In 1873, there was a young, brave Catholic priest named Father Damien who volunteered to spend his life serving the people secluded on the island of Molokai. When he arrived, he was startled to see people who were not only suffering physically, but socially, and emotionally, and spiritually. In the leper colony he saw extreme drunkenness, immorality, abuse, and an overall sense of hopelessness. What he saw were people who desperately needed to know the answer to a question we all ask... where is God? They needed God’s presence in their life.

And so, in 1873, Father Damien lived among the 700 lepers. Knowing the dangers, realising the inevitable results of so much personal contact with a highly contagious disease. He built hospitals, clinics, and churches and built some 600 coffins. And the whole while he was giving them the answer to that question... where is God?

And whenever a church service was held. He would stand up in front of the lepers, and he would warmly, and lovingly address them as "my dear brethren." But then one morning in 1885, at the age of 45, in a calm clear voice, instead of "my dear brethren," he began with, "My fellow lepers, I am one of you now."

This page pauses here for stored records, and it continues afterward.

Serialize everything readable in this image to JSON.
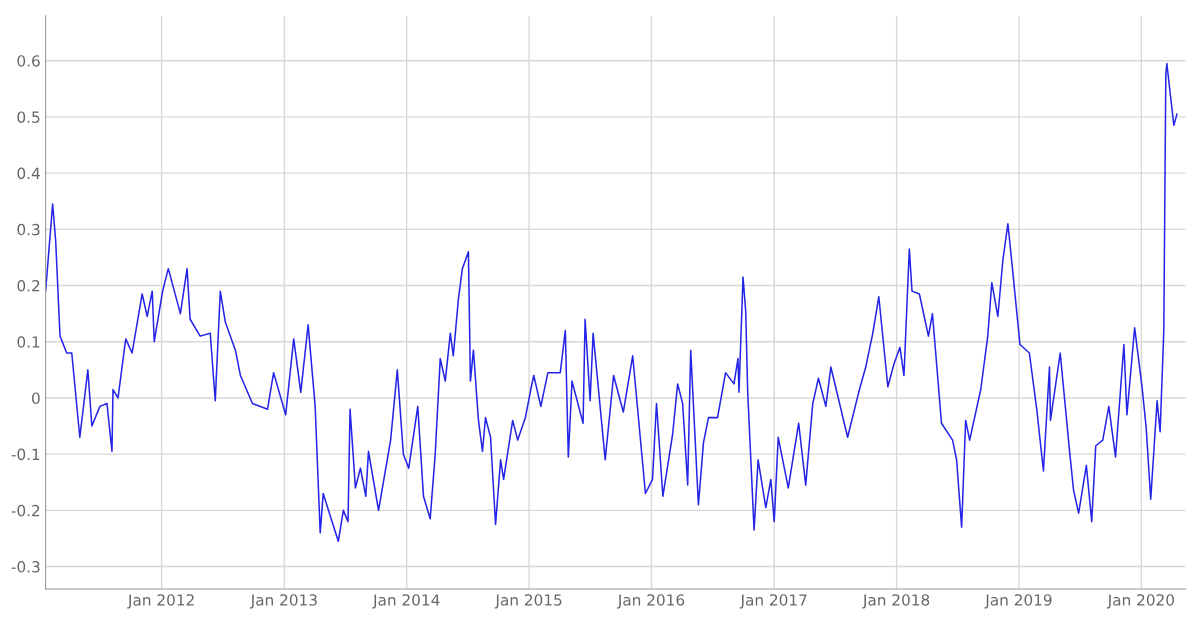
{
  "chart_data": {
    "type": "line",
    "xlim": [
      "2011-01-20",
      "2020-05-12"
    ],
    "ylim": [
      -0.34,
      0.68
    ],
    "xticks": [
      {
        "value": "2012-01-01",
        "label": "Jan 2012"
      },
      {
        "value": "2013-01-01",
        "label": "Jan 2013"
      },
      {
        "value": "2014-01-01",
        "label": "Jan 2014"
      },
      {
        "value": "2015-01-01",
        "label": "Jan 2015"
      },
      {
        "value": "2016-01-01",
        "label": "Jan 2016"
      },
      {
        "value": "2017-01-01",
        "label": "Jan 2017"
      },
      {
        "value": "2018-01-01",
        "label": "Jan 2018"
      },
      {
        "value": "2019-01-01",
        "label": "Jan 2019"
      },
      {
        "value": "2020-01-01",
        "label": "Jan 2020"
      }
    ],
    "yticks": [
      -0.3,
      -0.2,
      -0.1,
      0,
      0.1,
      0.2,
      0.3,
      0.4,
      0.5,
      0.6
    ],
    "grid": true,
    "legend": false,
    "series": [
      {
        "color": "#2424e8",
        "x": [
          "2011-01-20",
          "2011-02-10",
          "2011-02-19",
          "2011-03-04",
          "2011-03-24",
          "2011-04-08",
          "2011-05-02",
          "2011-05-26",
          "2011-06-07",
          "2011-07-01",
          "2011-07-22",
          "2011-08-06",
          "2011-08-09",
          "2011-08-24",
          "2011-09-16",
          "2011-10-05",
          "2011-11-04",
          "2011-11-19",
          "2011-12-04",
          "2011-12-10",
          "2012-01-04",
          "2012-01-21",
          "2012-02-26",
          "2012-03-17",
          "2012-03-26",
          "2012-04-25",
          "2012-05-25",
          "2012-06-09",
          "2012-06-24",
          "2012-07-09",
          "2012-08-08",
          "2012-08-23",
          "2012-09-28",
          "2012-11-12",
          "2012-11-30",
          "2013-01-05",
          "2013-01-29",
          "2013-02-19",
          "2013-03-13",
          "2013-04-03",
          "2013-04-18",
          "2013-04-27",
          "2013-05-18",
          "2013-06-11",
          "2013-06-26",
          "2013-07-10",
          "2013-07-16",
          "2013-08-01",
          "2013-08-16",
          "2013-09-01",
          "2013-09-09",
          "2013-10-09",
          "2013-11-14",
          "2013-12-04",
          "2013-12-22",
          "2014-01-07",
          "2014-02-03",
          "2014-02-20",
          "2014-03-12",
          "2014-03-27",
          "2014-04-11",
          "2014-04-26",
          "2014-05-11",
          "2014-05-20",
          "2014-06-04",
          "2014-06-16",
          "2014-07-04",
          "2014-07-10",
          "2014-07-19",
          "2014-08-03",
          "2014-08-15",
          "2014-08-24",
          "2014-09-08",
          "2014-09-23",
          "2014-10-08",
          "2014-10-17",
          "2014-11-13",
          "2014-11-28",
          "2014-12-21",
          "2015-01-06",
          "2015-01-15",
          "2015-02-05",
          "2015-02-26",
          "2015-04-04",
          "2015-04-19",
          "2015-04-28",
          "2015-05-09",
          "2015-06-11",
          "2015-06-17",
          "2015-07-02",
          "2015-07-11",
          "2015-08-16",
          "2015-09-10",
          "2015-10-09",
          "2015-11-06",
          "2015-12-14",
          "2016-01-04",
          "2016-01-16",
          "2016-02-04",
          "2016-03-04",
          "2016-03-19",
          "2016-04-03",
          "2016-04-18",
          "2016-04-27",
          "2016-05-20",
          "2016-06-04",
          "2016-06-19",
          "2016-07-16",
          "2016-08-09",
          "2016-09-03",
          "2016-09-15",
          "2016-09-18",
          "2016-09-30",
          "2016-10-08",
          "2016-10-14",
          "2016-11-02",
          "2016-11-14",
          "2016-12-07",
          "2016-12-22",
          "2017-01-01",
          "2017-01-13",
          "2017-02-12",
          "2017-03-15",
          "2017-04-05",
          "2017-04-26",
          "2017-05-13",
          "2017-06-04",
          "2017-06-19",
          "2017-08-08",
          "2017-09-10",
          "2017-10-01",
          "2017-10-22",
          "2017-11-09",
          "2017-12-06",
          "2017-12-24",
          "2018-01-11",
          "2018-01-23",
          "2018-02-08",
          "2018-02-16",
          "2018-03-10",
          "2018-04-06",
          "2018-04-18",
          "2018-05-15",
          "2018-06-17",
          "2018-06-29",
          "2018-07-14",
          "2018-07-26",
          "2018-08-07",
          "2018-09-09",
          "2018-09-30",
          "2018-10-12",
          "2018-10-30",
          "2018-11-14",
          "2018-11-29",
          "2018-12-11",
          "2019-01-04",
          "2019-02-01",
          "2019-02-23",
          "2019-03-15",
          "2019-04-02",
          "2019-04-05",
          "2019-05-04",
          "2019-06-01",
          "2019-06-13",
          "2019-06-28",
          "2019-07-21",
          "2019-08-06",
          "2019-08-18",
          "2019-09-08",
          "2019-09-26",
          "2019-10-16",
          "2019-11-10",
          "2019-11-19",
          "2019-12-12",
          "2020-01-03",
          "2020-01-15",
          "2020-01-29",
          "2020-02-17",
          "2020-02-26",
          "2020-03-08",
          "2020-03-14",
          "2020-03-17",
          "2020-04-07",
          "2020-04-16"
        ],
        "values": [
          0.19,
          0.345,
          0.28,
          0.11,
          0.08,
          0.08,
          -0.07,
          0.05,
          -0.05,
          -0.015,
          -0.01,
          -0.095,
          0.015,
          0.0,
          0.105,
          0.08,
          0.185,
          0.145,
          0.19,
          0.1,
          0.19,
          0.23,
          0.15,
          0.23,
          0.14,
          0.11,
          0.115,
          -0.005,
          0.19,
          0.135,
          0.085,
          0.04,
          -0.01,
          -0.02,
          0.045,
          -0.03,
          0.105,
          0.01,
          0.13,
          -0.015,
          -0.24,
          -0.17,
          -0.21,
          -0.255,
          -0.2,
          -0.22,
          -0.02,
          -0.16,
          -0.125,
          -0.175,
          -0.095,
          -0.2,
          -0.075,
          0.05,
          -0.1,
          -0.125,
          -0.015,
          -0.175,
          -0.215,
          -0.1,
          0.07,
          0.03,
          0.115,
          0.075,
          0.175,
          0.23,
          0.26,
          0.03,
          0.085,
          -0.04,
          -0.095,
          -0.035,
          -0.07,
          -0.225,
          -0.11,
          -0.145,
          -0.04,
          -0.075,
          -0.035,
          0.015,
          0.04,
          -0.015,
          0.045,
          0.045,
          0.12,
          -0.105,
          0.03,
          -0.045,
          0.14,
          -0.005,
          0.115,
          -0.11,
          0.04,
          -0.025,
          0.075,
          -0.17,
          -0.145,
          -0.01,
          -0.175,
          -0.065,
          0.025,
          -0.01,
          -0.155,
          0.085,
          -0.19,
          -0.08,
          -0.035,
          -0.035,
          0.045,
          0.025,
          0.07,
          0.01,
          0.215,
          0.155,
          0.01,
          -0.235,
          -0.11,
          -0.195,
          -0.145,
          -0.22,
          -0.07,
          -0.16,
          -0.045,
          -0.155,
          -0.01,
          0.035,
          -0.015,
          0.055,
          -0.07,
          0.01,
          0.055,
          0.115,
          0.18,
          0.02,
          0.06,
          0.09,
          0.04,
          0.265,
          0.19,
          0.185,
          0.11,
          0.15,
          -0.045,
          -0.075,
          -0.11,
          -0.23,
          -0.04,
          -0.075,
          0.015,
          0.11,
          0.205,
          0.145,
          0.245,
          0.31,
          0.24,
          0.095,
          0.08,
          -0.02,
          -0.13,
          0.055,
          -0.04,
          0.08,
          -0.095,
          -0.165,
          -0.205,
          -0.12,
          -0.22,
          -0.085,
          -0.075,
          -0.015,
          -0.105,
          0.095,
          -0.03,
          0.125,
          0.02,
          -0.05,
          -0.18,
          -0.005,
          -0.06,
          0.12,
          0.575,
          0.595,
          0.485,
          0.505
        ]
      }
    ]
  }
}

You see it was out of love that a humble priest became one of the them. Out of love he gave those lepers a gift that would change their life for all of eternity. He shared with them the answer to the ever present question... "Where is God?" And the only way he could give them the answer is by becoming one of them.

Group Questions

Parables are riddles that only benefit those who dig into them,

What is the lesson Jesus wants the Jews to understand from the riddle of the Good Samaritan?

What should Christians learn?

How can any of us live as Christ wants?